どういうことだと訝しがっていると、俺の首輪に内蔵されている人工AIが神経組織を通じて俺の脳の電気パルスを活性化させ、通信を開始し始めた。
―おはようございます、マスター―
―おはよう、マリーヌ―
声に出さず、思念で返事をする俺。
―さっきはなんで変身させてくれなかったんだよ―
もう少しで、黒虎を倒すことができたのに…と不満をあらわにすると、マリーヌは興奮した様子で返事を畳みかけてきた。
―そんな事よりもですね!すごいんですよマスター!一昨日の…ってマスターが寝てたから一昨日なんですけども。あの部屋中のディスプレイから光を浴びた瞬間にですね!次元の違う位置から干渉を受けて、私達の魂が転送させられたんです!実際にマスターの体も再構築されたものですし!私だって随分と機能が弄られて再構築されて!―
―ちょっと、まってくれ。落ち着いてくれ。よくわからないよ―
AIの癖に興奮するマリーヌを宥める俺。
そもそもマリーヌはこれほど感情表現ができるはずはなかったのだが、なぜか今までにないほど表現豊かで、頭が痛くなってくる。
―もう!とにかくこれを見てください!―
マリーヌがそう言った瞬間、俺の見ている光景の手前に緑色の情報ボードが映り、様々な情報を羅列した。
名前 小床木バン(おとこぎばん)
【基本職】F.CATUS【サブ職業】変身ヒーロー
腕力 イエネコ
体力 イエネコ
器用さ イエネコ
敏捷 イエネコ
知力 人並み
精神 師範代
愛情 ネコ程度
魅力 薄めの虎柄・白アメショ
生命 馬ぐらい
運 ヒーロー
スキル
【獅子山拳・師範】Lv.17
【魂の伝承者】Lv.1
【正義の心】 Lv.10
【人語】Lv.11
―…これがどうしたんだ?―
―すごいでしょう?私、こんな状態まで表示できる機能が付いたんですよ!―
―そうか…すごいな。―
何がすごいのかよくわからないが、とりあえずマリーヌを褒めておく。
そのまま興奮してしゃべり続けるマリーヌの機嫌を取りつつ、わかったことは。
俺とブラックタイガー一味はあの閃光で異世界に来たらしい。
そして俺が変身できなかったのは、異世界に来た時に6将軍と親友・師匠の魂が弾き飛ばされてバラバラになったから。

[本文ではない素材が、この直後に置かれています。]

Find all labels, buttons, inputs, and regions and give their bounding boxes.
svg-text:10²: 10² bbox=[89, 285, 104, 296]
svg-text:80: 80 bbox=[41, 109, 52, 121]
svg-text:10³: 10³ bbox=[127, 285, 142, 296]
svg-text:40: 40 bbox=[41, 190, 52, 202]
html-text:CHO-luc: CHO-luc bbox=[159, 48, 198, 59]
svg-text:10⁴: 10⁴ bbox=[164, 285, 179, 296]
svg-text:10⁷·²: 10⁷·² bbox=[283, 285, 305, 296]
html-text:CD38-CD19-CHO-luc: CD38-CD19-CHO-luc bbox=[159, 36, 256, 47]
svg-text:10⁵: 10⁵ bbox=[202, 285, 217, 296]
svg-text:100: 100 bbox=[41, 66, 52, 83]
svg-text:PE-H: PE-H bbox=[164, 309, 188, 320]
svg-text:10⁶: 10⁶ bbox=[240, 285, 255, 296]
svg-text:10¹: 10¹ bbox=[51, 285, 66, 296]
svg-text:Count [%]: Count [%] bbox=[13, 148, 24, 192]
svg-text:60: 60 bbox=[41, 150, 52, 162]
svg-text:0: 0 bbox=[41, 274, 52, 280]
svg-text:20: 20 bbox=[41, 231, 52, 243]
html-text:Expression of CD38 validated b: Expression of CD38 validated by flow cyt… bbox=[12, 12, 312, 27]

彼らを再び、見つけ出せば何とかなるんじゃないですか。
それよりも、猫野目博士に私を見てもらいたいから、とっととブラックタイガーたちを倒しちゃいましょう。
マリーヌの言った事を要約すると以上である。
俺もブラックタイガーを倒すことに関しては、異論がない。
しかし、俺の力である変身能力が失われた状態では勝てないだろう。
しかし、いつか滅ぼしてやるぞ、ブラックタイガー。
俺は傷だらけの体を柔らかいクッションに沈めると、英気を養うべく、段ボールの中で静かな眠りについた。